As a German public university, HHU receives funding from the Land of North Rhine-Westphalia and therefore does not charge tuition fees. However, a service charge of currently about 230 Euros per semester (winter semester 2012/13) has become necessary to cover the expenses of the AStA, of student services such as housing and canteen organisation (Studentenwerk), and the semester ticket for free rides on all local trains and buses.
Various scholarships are available to cover specific student expenses and/or needs. For example, there are bursary programmes to cover living costs, facilitate stays abroad, or to finish one's final thesis.

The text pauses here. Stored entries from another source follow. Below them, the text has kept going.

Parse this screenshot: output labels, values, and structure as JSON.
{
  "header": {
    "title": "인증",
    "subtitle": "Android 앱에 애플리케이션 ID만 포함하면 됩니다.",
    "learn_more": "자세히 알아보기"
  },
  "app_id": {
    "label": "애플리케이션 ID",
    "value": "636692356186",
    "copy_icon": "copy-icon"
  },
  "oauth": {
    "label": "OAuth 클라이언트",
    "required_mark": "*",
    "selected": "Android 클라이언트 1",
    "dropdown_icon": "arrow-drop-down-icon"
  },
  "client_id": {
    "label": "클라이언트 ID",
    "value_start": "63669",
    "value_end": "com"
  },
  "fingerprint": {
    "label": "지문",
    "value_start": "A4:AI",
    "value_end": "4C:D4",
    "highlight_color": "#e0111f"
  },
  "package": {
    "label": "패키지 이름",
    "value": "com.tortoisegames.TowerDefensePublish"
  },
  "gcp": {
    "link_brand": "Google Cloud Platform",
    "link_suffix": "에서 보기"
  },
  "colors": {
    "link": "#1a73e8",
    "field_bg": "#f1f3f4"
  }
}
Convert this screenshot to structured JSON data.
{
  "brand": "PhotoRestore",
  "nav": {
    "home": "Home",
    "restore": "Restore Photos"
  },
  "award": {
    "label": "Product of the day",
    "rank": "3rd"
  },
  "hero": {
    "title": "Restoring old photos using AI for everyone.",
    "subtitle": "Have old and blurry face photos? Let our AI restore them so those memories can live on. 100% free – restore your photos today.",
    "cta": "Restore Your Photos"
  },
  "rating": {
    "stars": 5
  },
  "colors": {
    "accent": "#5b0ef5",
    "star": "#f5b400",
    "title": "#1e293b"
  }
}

Within the National Scholarship Programme at German universities, for example, HHU currently ranks among the top 5 providers of scholarships.

==Notable alumni==
- Patty Gurdy (born 1997), hurdy-gurdy musician, singer, songwriter, and YouTuber
- Moritz Körner (born 1990), politician of the Free Democratic Party, Member of the European Parliament
- Johann-Mattis List (born 1981), scientist
- Heino Meyer-Bahlburg (born 1940), psychologist
- Peter Philipp (1971–2014), writer and comedian
- Bernhard Sabel (born 1957), neuropsychologist and brain researcher
- Monika S. Schmid (born 1967), linguist
- Günter Theißen (born 1962), geneticist
- Larisa Velić (born 1973), Judge of the Constitutional Court of Bosnia and Herzegovina

== Rankings ==

According to the 2024 QS World University Rankings, the university ranks in the 801–850 tier globally, placing it 43rd nationally. In the 2024 THE World University Rankings, it is ranked in the 251–300 range internationally, positioning it between 25th and 31st within the nation. Further, the 2023 ARWU World University Rankings places the university within the 301–400 global bracket, translating to a national ranking between 20th and 24th.